実家のお墓参りに行くと、水汲み場の横に大きなお地蔵様がいらっしゃる。水を汲む前に、娘にいつも「お地蔵さまは子供の守り神。いつも見守ってくださっているのだから、ちゃんとごあいさつしようね。」と言って、並んで手を合わせてごあいさつしてきた。幼い娘が小さくてぽっちゃりとした手を合わせて目を閉じる姿は、とてもかわいらしく、心温まるものだった。

22歳になった今も、娘は忘れずにお地蔵様に手を合わせてご挨拶する。私も並んで手を合わせる。
ところが今日、送り盆でお墓に行った時、娘は車酔いが酷くて一緒にお墓参りができなかった。娘が一緒でないお墓参りは、なんだかいつもと勝手が違って、お地蔵様へのごあいさつなしで水汲みを始めてしまった。桶とひしゃくをもってお墓に向かおうとしたときに、振り向いたらお地蔵様がいらっしゃって、慌てて手を合わせてごあいさつをした。お地蔵様も苦笑いされていたかもしれない。

何故お地蔵様は子供の守り神と言われるのだろう。私も父(僧侶である)にそう教えられたのをそのまま娘に教えたため、詳しく考えたことがなかったので、調べてみた。
さまざまな記事が見つかったが、ラジオ関西のこちらのページがとても分かりやすかったので、シェアさせていただき、引用する。

ではなぜ、お地蔵さんは子どもたちを守る存在と言われているのか。『兵庫・神戸のヒストリアン』園田学園女子大学名誉教授の田辺眞人さんに聞いてみた。

「地蔵は正式には地蔵菩薩であり、将来如来になるために修行をしている存在で、菩薩の中でも愛情の強い存在であると言い、助けを求められるとそれがたとえ地獄であっても助けに行くといわれています。仏教では子どものうちに亡くなると、親より先になくなることは罪が深いとされ、子どもは地獄に落ちてしまうとされています。地獄から抜け出そうとするとその境目に『賽の河原』という川が流れ、この河原の石を自分の身長より高く積まないと地獄から出ることができないとされており、親たちは地蔵に賽の河原にいる子どもを助けてほしいとお願いすることから、子どもを救う・守る存在として信仰されるようになりました。地蔵が中心となる『地蔵盆』は、子どもが主役になり発展していったものでしょう」(田辺さん)

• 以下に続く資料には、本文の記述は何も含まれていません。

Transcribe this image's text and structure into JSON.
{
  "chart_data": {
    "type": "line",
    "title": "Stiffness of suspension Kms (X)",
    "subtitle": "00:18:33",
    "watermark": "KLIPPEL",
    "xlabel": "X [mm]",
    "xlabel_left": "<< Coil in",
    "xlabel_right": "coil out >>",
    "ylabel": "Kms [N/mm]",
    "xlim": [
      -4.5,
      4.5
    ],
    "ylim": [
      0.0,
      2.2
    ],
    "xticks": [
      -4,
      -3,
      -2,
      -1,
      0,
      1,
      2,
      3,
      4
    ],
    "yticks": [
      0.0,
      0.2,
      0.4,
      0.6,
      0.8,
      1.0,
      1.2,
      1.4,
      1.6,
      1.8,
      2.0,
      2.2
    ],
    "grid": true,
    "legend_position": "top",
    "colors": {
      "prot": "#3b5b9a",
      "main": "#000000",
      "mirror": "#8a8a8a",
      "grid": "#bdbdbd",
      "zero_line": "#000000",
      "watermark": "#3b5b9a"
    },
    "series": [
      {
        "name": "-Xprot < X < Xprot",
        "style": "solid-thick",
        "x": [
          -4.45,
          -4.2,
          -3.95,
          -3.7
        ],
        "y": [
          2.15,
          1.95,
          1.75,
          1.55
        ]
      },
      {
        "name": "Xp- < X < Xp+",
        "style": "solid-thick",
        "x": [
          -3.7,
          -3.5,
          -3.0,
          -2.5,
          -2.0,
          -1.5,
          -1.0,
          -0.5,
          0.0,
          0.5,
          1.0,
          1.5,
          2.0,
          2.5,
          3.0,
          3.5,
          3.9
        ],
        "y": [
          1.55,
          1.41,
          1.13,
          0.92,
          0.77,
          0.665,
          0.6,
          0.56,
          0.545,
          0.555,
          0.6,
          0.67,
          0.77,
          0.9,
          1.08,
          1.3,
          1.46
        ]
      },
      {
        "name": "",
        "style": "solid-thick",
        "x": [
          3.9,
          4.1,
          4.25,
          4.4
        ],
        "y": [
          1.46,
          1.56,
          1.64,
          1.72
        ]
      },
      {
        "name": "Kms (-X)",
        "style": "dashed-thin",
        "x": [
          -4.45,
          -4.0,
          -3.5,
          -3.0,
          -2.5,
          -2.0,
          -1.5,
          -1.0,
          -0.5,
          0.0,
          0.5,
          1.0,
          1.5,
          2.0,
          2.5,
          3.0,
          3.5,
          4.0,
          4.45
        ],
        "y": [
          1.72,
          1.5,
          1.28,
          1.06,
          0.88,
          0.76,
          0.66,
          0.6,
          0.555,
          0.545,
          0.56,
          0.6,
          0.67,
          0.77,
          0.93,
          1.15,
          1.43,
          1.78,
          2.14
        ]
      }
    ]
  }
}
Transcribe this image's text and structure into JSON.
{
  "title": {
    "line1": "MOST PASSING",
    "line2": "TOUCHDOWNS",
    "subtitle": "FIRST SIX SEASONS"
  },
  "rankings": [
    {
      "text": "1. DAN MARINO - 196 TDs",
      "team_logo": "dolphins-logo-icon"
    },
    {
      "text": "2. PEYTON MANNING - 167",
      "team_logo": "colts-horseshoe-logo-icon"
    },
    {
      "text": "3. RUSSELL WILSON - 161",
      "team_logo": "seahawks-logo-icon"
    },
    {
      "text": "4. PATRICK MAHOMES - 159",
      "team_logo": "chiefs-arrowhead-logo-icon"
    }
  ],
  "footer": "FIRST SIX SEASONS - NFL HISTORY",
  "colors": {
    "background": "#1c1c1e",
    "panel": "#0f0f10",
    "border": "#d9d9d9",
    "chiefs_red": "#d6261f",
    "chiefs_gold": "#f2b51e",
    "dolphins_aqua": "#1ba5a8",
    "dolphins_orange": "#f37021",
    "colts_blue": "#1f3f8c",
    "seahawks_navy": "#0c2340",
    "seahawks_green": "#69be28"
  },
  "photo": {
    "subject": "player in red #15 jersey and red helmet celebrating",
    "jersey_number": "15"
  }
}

【子どもが主役の『地蔵盆』 お地蔵さんが子どもたちを守る存在といわれる理由】

地蔵盆という行事のことは初めて知った。毎年8月23日・24日に京都や大阪、神戸などの上方で行われ、街中の辻々に立ち、日ごろ子どもたちを守ってくれる仏様である「お地蔵さん」に、地域の人々が感謝を伝えるのだそうだ。子どもたちがそれぞれのお地蔵さんをお参りすると、お菓子などがもらえるという。

宗教的な行事ではあるが、子ども主体ということで、初詣などよりずっと子どもたちには身近な行事なのだろう。神仏に限らず、自分たちは多くの存在に見守られて育つということを感じるいい機会だと思う。
そして、自分はひとりではないということ、守ってくれる人や助けてくれる人がいるということを信じる気持ちを育ててくれるのではないか。他者を信頼していいという感覚は、幸せに生きるためにとても大切だ。

幼い娘にお地蔵様のことを教えたことで、娘の中にもそういう感覚が育っているといいと思う。